In Scotland the Secretary of State for Scotland has overall responsibility for national water policy in Scotland. The Scottish Environmental Protection Agency (SEPA) has the duty to promote the quality of all controlled waters. SEPA undertakes the monitoring of groundwater (and other) resources used for public supply. The Unitary Authorities are responsible for monitoring of private water supplies. ............ One of the principal functions of SEPA is to grant consents for discharges to water resources (including groundwater), subject to out relevant to the particular resource, detailed hydrometric surveys and water quality monitoring. There is no general licensing of water abstractions in Scotland, however, the Water Authorities may acquire water rights for public supply by obtaining water orders from the Secretary of State...... In certain areas where SEPA considers that restrictions on abstractions are required, Control Orders may be made by the Secretary of State to limit the abstraction of water for irrigation.......


2.16.5. Monitoring of Groundwater Quantity

2.16.5.1. England and Wales

The National Groundwater Levels Monitoring Programme is a national network for basic data collection about groundwater to manage the water supply. It is in operation due to the „Water Resource Act 1991" that demands as general duty to manage and conserve water resources. The National Rivers Authority with its National Groundwater Centre co-ordinates the monitoring activities, manages the database, takes samples and carries out reports. Several Water Supply Companies in some regions collaborate with the NRA. 735 sampling sites are situated in porous media, 598 in karst and 4,085 in other groundwater regions. The distribution aims at covering the regions evenly, but minor concentrations exist around groundwater river support schemes and productive aquifer outcrop areas. Most of the sampling sites are bored wells. Sampling frequency for groundwater level monitoring varies between 2-12 times/year in basic programmes and there is variable frequency in special programmes. Wherever continuous measurement of water level is available from data loggers and recorders, data are typically sampled on a weekly basis. A standard national specification for groundwater level monitoring has been developed, but has not yet been set into use in all regions.
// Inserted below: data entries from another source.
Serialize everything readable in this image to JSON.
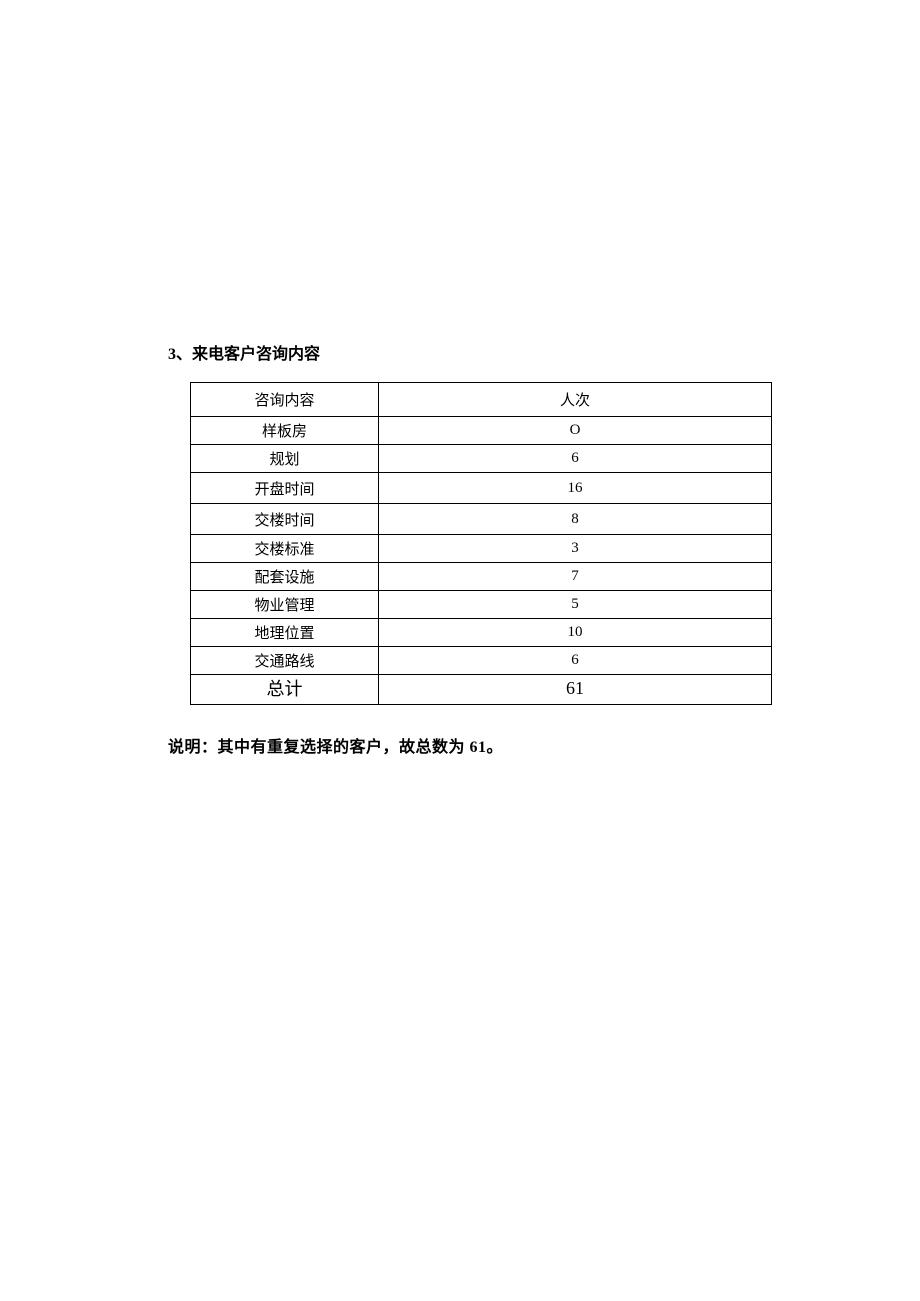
{
  "section_title": "3、来电客户咨询内容",
  "table": {
    "headers": {
      "col1": "咨询内容",
      "col2": "人次"
    },
    "rows": [
      {
        "label": "样板房",
        "value": "O"
      },
      {
        "label": "规划",
        "value": "6"
      },
      {
        "label": "开盘时间",
        "value": "16"
      },
      {
        "label": "交楼时间",
        "value": "8"
      },
      {
        "label": "交楼标准",
        "value": "3"
      },
      {
        "label": "配套设施",
        "value": "7"
      },
      {
        "label": "物业管理",
        "value": "5"
      },
      {
        "label": "地理位置",
        "value": "10"
      },
      {
        "label": "交通路线",
        "value": "6"
      }
    ],
    "total": {
      "label": "总计",
      "value": "61"
    }
  },
  "note": "说明：其中有重复选择的客户，故总数为 61。"
}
For the fieldwork there exists no national quality control methodology in several regions. Wherever levels monitoring is contracted out, a quality control audit specified of 2-3% of the sampling undertaken by the contractor. Data quality control is made by visual examination of graphical data presentation. Where hydrodata is in use, some quality control is carried out on incoming data. In the future WAMS data validation rules will enhance data quality control. The network has been in operation since 1845, it has an average length of 20 years. At present there are 8 regional databases; 40-50 % of the data are on hydrodat/hydrolog. In future data should be loaded onto a WAMS (Water Archive Management System). ORACLE database using WAMS:UNIX as hardware. Software, reporting tools will be WAMS:SQL and PV-Wave. Data are accessible on floppy disks, paper sheets and reports without restriction at regional NRA offices. The reporting organisation is the NRA. At present data are passed on to IH that produces the IH Yearbook. In future the NRA plans to produce a National Annual Groundwater Report for professionals, governmental organisations and the general public.

2.16.2. Scotland

No information is available on this aspect at the present time.

2.16.3. Northern Ireland

No information is available on this aspect at the present time.